Il est des salles d’attente, lui est un homme d’attente. Il sait s’abstraire pour laisser filer le temps sans lui. La ronde des heures ne lui donne pas le vertigo. Cet homme paisible est capable de s’adosser à une surface verticale pendant des journées entières en fixant un même point, sans éprouver d’impatience, sans avoir de fourmis dans les jambes, sans même s’enrhumer. Et il est tellement gris, impersonnel et quotidien que personne ne le remarque. On ne voit pas Pinaud. Les regards glissent sur sa silhouette comme les généraux à la retraite sur la savonnette de leur salle de bains.
Au bout d’un quart d’heure de faction, le père Son et Lumière voit ressortir les deux sbires qui ont entraîné Arthur dans l’agence. Là, il marque une nouvelle hésitation. Doit-il filer ces deux vilains ? Non ! Son objectif se nomme Rubinyol. Il l’attendra.
Il attend une heure.
Rien. Le tendre vieillard n’a toujours pas réapparu. Sans doute existe-t-il une sortie de service, mais elle ne peut que donner dans l’entrée de l’immeuble et César Imperator couvre également cette issue.
Il attend deux, trois, quatre heures.
Fermeture des locaux. Les employés sortent et dispersent. Pas plus de Rubinyol que de margarine chez les frères Troigros. Les portes sont verrouillées. Les lampes éteintes.
La journée de travail s’achève sur un point d’interrogation qui pourrait servir de lampadaire sur l’autoroute du Sud. Pinuche poireaute encore inexorablement.

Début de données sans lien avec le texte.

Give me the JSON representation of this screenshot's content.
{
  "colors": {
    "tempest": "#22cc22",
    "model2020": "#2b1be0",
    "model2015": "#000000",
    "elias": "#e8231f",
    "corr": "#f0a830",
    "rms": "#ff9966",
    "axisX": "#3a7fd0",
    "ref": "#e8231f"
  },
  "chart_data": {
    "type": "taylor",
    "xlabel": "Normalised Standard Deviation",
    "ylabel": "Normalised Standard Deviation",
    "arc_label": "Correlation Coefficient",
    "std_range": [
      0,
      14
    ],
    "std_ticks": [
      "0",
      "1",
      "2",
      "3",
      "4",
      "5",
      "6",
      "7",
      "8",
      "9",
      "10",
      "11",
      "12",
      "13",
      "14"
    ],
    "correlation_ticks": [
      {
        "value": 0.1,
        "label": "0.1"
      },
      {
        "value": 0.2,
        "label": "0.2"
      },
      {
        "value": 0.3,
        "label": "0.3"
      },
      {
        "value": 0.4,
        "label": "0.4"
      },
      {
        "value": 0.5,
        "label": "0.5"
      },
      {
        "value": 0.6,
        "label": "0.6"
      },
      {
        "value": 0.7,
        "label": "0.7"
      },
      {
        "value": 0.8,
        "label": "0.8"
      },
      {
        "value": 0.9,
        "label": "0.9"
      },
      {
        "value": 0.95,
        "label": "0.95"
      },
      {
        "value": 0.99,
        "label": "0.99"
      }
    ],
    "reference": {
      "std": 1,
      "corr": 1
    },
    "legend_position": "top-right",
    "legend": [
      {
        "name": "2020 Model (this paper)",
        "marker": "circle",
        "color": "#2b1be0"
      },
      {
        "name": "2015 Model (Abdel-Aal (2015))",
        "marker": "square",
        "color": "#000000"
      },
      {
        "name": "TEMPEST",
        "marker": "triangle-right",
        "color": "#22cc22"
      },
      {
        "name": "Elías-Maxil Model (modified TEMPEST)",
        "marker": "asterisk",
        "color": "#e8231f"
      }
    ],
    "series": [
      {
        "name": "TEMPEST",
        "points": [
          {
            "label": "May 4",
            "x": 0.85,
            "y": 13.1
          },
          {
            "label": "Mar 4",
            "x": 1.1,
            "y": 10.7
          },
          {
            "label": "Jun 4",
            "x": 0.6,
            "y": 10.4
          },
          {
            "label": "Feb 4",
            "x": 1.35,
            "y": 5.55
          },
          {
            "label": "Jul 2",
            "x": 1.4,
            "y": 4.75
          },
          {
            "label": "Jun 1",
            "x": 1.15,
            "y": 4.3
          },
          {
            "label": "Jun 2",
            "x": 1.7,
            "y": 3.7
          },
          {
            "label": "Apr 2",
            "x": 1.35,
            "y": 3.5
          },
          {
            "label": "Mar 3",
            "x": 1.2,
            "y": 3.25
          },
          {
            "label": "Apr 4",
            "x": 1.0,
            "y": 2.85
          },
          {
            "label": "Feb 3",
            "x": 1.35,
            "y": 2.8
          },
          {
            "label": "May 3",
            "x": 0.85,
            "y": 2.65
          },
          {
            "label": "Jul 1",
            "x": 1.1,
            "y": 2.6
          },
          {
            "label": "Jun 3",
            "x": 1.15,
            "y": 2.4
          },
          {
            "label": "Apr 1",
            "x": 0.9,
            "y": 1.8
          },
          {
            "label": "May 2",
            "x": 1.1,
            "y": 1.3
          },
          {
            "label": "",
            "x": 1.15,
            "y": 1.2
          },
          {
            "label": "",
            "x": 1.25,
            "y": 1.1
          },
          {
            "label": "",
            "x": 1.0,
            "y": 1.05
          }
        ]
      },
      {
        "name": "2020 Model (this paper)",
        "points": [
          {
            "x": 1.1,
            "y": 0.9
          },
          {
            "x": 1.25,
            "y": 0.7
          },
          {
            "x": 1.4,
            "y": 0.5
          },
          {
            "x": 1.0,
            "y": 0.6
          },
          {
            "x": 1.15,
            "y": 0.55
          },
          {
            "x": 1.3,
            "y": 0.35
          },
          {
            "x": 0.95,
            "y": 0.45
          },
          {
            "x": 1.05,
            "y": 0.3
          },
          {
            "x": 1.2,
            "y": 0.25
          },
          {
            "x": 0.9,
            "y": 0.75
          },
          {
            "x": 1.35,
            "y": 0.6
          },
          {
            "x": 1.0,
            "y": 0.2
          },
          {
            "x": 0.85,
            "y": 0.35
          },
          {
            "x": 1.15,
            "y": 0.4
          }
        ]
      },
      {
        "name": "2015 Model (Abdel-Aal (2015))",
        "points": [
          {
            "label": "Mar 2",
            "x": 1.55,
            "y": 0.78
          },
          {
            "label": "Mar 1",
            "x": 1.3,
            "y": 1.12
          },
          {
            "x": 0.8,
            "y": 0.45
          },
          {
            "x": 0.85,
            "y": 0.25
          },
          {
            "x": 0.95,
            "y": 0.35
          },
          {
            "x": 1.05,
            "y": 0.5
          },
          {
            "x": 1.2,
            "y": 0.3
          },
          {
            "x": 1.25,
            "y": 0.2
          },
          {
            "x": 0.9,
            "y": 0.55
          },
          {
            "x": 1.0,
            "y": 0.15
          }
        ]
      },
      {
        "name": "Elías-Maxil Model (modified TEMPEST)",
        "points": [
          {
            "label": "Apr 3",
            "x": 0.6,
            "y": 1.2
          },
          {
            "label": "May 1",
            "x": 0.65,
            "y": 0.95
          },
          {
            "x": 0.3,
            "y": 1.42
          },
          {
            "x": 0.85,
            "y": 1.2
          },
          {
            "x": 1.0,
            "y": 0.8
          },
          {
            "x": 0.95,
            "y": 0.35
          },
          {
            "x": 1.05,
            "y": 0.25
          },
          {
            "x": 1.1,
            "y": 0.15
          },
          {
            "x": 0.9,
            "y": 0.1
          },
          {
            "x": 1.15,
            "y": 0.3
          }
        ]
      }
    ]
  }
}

Il finit par éprouver un sérieux besoin de libérer sa vessie de bouvreuil. O Providence : Bérurier survient. Pinaud le charge de prendre la relève. Il rompt sa faction et s’engouffre dans le premier bistrot venu. Il y réclame un jeton de téléphone et un muscadet. Le premier lui permettra de converser avec son illustre maître à agir, le commissaire Santonio ; grâce au second, il compensera la déperdition consécutive à sa visite du sous-sol.
La vie est assez harmonieuse somme toute.